Educating a young mind goes beyond just ensuring that he or she succeeds academically. In today’s highly complex and fast-changing world, some fundamentals about education still remain.
In this issue, we are reminded that disposition such as the ability to exercise self-control is found to be a strong predictor of a child’s future successful life in a longitudinal study by Professor Richie Poulton. Thankfully, the study also showed that such a trait can be nurtured through education. | Read More |
In the essay by Associate Professor Wong Meng Ee (Early Childhood and Special Needs Academic Group), we are urged to be thoughtful in approaching technology as an aid to teaching. While technology makes information easily accessible to many and allows digital learning to take place, the digital divide can still exist. Furthermore, technology cannot replace teachers when learning often depends on the quality of social interactions between a teacher and students. The importance of such social relationships in learning is reiterated in Assistant Professor Leong Wei Shin’s piece on mentorship in the NTU-NIE Teaching Scholars Programme.
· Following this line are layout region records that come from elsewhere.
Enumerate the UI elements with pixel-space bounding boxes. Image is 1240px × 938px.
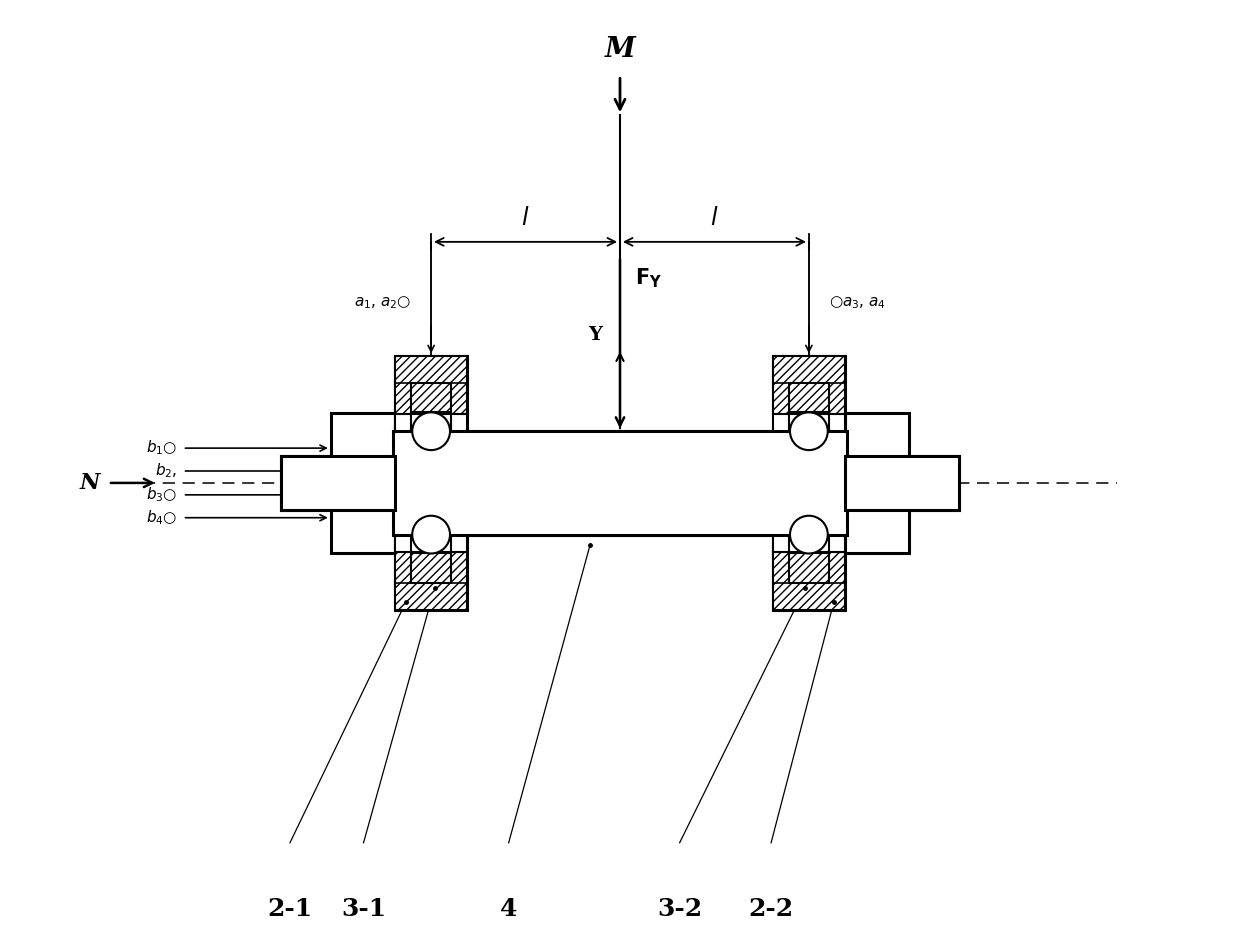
Circle shape (790, 413, 828, 450)
Bar (844, 456, 959, 509)
Bar (281, 456, 396, 509)
Bar (773, 552, 844, 610)
Text: Y: Y (588, 325, 603, 343)
Text: 4: 4 (500, 898, 517, 921)
Bar (773, 356, 844, 414)
Text: $l$: $l$ (711, 207, 719, 230)
Text: 3-1: 3-1 (341, 898, 386, 921)
Bar (393, 431, 847, 535)
Bar (844, 414, 909, 552)
Text: ○$a_3$, $a_4$: ○$a_3$, $a_4$ (828, 295, 885, 311)
Text: $b_3$○: $b_3$○ (146, 486, 177, 505)
Bar (773, 414, 844, 552)
Bar (281, 456, 396, 509)
Bar (412, 383, 451, 413)
Text: $b_1$○: $b_1$○ (146, 439, 177, 458)
Text: X: X (787, 460, 802, 478)
Circle shape (412, 516, 450, 553)
Text: 2-2: 2-2 (749, 898, 794, 921)
Text: O: O (618, 511, 632, 529)
Bar (789, 553, 828, 583)
Bar (789, 486, 828, 516)
Text: $\mathbf{F_Y}$: $\mathbf{F_Y}$ (635, 266, 662, 290)
Bar (396, 356, 467, 610)
Text: N: N (79, 472, 100, 494)
Bar (412, 486, 451, 516)
Bar (789, 450, 828, 480)
Bar (331, 414, 396, 552)
Text: $a_1$, $a_2$○: $a_1$, $a_2$○ (353, 295, 412, 311)
Circle shape (412, 413, 450, 450)
Bar (393, 431, 847, 535)
Text: $b_4$○: $b_4$○ (146, 508, 177, 527)
Bar (396, 356, 467, 414)
Bar (773, 356, 844, 610)
Bar (396, 552, 467, 610)
Bar (396, 414, 467, 552)
Text: $b_2,$: $b_2,$ (155, 461, 177, 480)
Bar (844, 456, 959, 509)
Bar (412, 553, 451, 583)
Circle shape (790, 516, 828, 553)
Bar (789, 383, 828, 413)
Text: $l$: $l$ (521, 207, 529, 230)
Bar (412, 450, 451, 480)
Text: 3-2: 3-2 (657, 898, 702, 921)
Text: 2-1: 2-1 (268, 898, 312, 921)
Text: M: M (605, 37, 635, 64)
In the essay, Assistant Professor Leong highlighted the key attributes of effective mentors and the roles that they play in the lives of student teachers. These include inducting their student teachers into the profession and helping them to strengthen their professional identity.
In Portrait, Ms Lin Siyue, Class of 2018 valedictorian and freshly minted teacher from the first batch of TSP, shared her personal experience with her own teachers in school and how they inspired her to become a teacher. She also spoke about various challenges encountered in the early days of her career, and why she has continued to work out her relationships with her students.
While the education landscape in Singapore has changed and evolved rapidly in recent years, let us centre our focus on some of the fundamentals in education surfaced in this issue of NIEWS.